As of Wednesday morning, 1,852 houses have been flooded on the western bank of the Dnieper, most of them in the Korabel district south of the city of Kherson, according to the regional governor. The western one is the shore that has been under Ukrainian control since the local Armed Forces managed to drive out the Russians seven months ago.

This Wednesday morning, a day and a half after the dam broke, the water level had dropped 2.5 meters and surrounding areas continued to be flooded, although at a slower rate than Tuesday, according to the public company Ukrhydroenergo, which manages hydroelectric power plants. The national railway company, Ukrzaliznytsia, organized an evacuation device in the early hours that operated from the city of Kherson to Mikolaiv, but the absence of large population groups in the areas affected by the incident does not make it necessary to charter special convoys, they explained. to EL PAÍS company sources.

The kyiv authorities insist on holding the Russian occupation forces responsible for a deliberate attack to destroy the dam. “Russian terrorists have once again shown that they are a threat to every living thing. The destruction of one of the largest water reserves in Ukraine is absolutely deliberate, ”said the president, Volodymyr Zelensky, through his Twitter social network profile. “This is one of the most terrible terrorist acts of this war,” Minister Kubrakov declared during his visit to Kherson. In addition, Ukraine describes what happened as "ecocide". Zelensky's team has published a video showing dead fish on the banks of the Dnieper.

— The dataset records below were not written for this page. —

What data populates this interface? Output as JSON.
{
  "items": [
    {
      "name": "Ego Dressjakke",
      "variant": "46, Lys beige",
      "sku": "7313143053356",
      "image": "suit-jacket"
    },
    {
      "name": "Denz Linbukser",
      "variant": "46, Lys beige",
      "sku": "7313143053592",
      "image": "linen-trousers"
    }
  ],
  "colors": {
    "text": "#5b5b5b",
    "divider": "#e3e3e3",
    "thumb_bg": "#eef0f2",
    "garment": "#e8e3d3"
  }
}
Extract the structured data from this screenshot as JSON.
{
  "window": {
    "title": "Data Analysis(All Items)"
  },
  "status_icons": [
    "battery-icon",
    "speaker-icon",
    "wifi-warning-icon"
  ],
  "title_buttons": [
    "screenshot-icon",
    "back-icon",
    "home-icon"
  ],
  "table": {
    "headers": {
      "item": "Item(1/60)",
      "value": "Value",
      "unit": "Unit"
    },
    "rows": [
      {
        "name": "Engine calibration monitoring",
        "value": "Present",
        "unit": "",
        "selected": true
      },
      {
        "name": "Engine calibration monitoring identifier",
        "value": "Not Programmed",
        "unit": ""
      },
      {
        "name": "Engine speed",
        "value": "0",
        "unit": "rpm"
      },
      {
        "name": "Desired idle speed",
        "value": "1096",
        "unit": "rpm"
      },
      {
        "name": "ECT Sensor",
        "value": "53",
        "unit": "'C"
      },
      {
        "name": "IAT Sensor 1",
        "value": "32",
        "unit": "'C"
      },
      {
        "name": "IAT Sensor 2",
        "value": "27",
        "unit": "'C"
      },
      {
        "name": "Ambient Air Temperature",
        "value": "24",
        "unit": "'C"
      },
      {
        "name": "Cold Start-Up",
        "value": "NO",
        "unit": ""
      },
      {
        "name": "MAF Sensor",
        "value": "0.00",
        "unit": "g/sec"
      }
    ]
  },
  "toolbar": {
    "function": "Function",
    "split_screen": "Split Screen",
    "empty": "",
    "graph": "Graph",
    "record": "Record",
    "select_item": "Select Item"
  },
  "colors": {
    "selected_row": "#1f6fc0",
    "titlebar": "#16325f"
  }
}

The floods benefit, at first glance, the Russian troops, according to the Institute for the Study of War (ISW), a United States center that does not have, however, data to determine who is behind the break. "Widening the Dnieper river and complicating the Ukrainian counteroffensive attempts" could be a tactic sought by the Kremlin military, he points out in his daily report.

Kherson is also one of the most heavily mined regions in the current war. The International Committee of the Red Cross has warned this Wednesday of the danger that the water will move the mines that remain to be removed, as well as the signage placed to alert the population and not to access the uncleaned areas.

Nova Kajovka is a strategic enclave that Russian troops have occupied since last year. The supply of water to the population of the Crimean peninsula, which Russia has occupied since 2014, depends to a large extent on these facilities. The tension has been evident there for months. The local army took control of the regional capital, Kherson, located some 60 kilometers below, near the mouth of the Black Sea, in November. That counteroffensive managed to expel the invading troops from the right bank, but in all these months, despite trying, they have not managed to regain control of Nova Kajovka.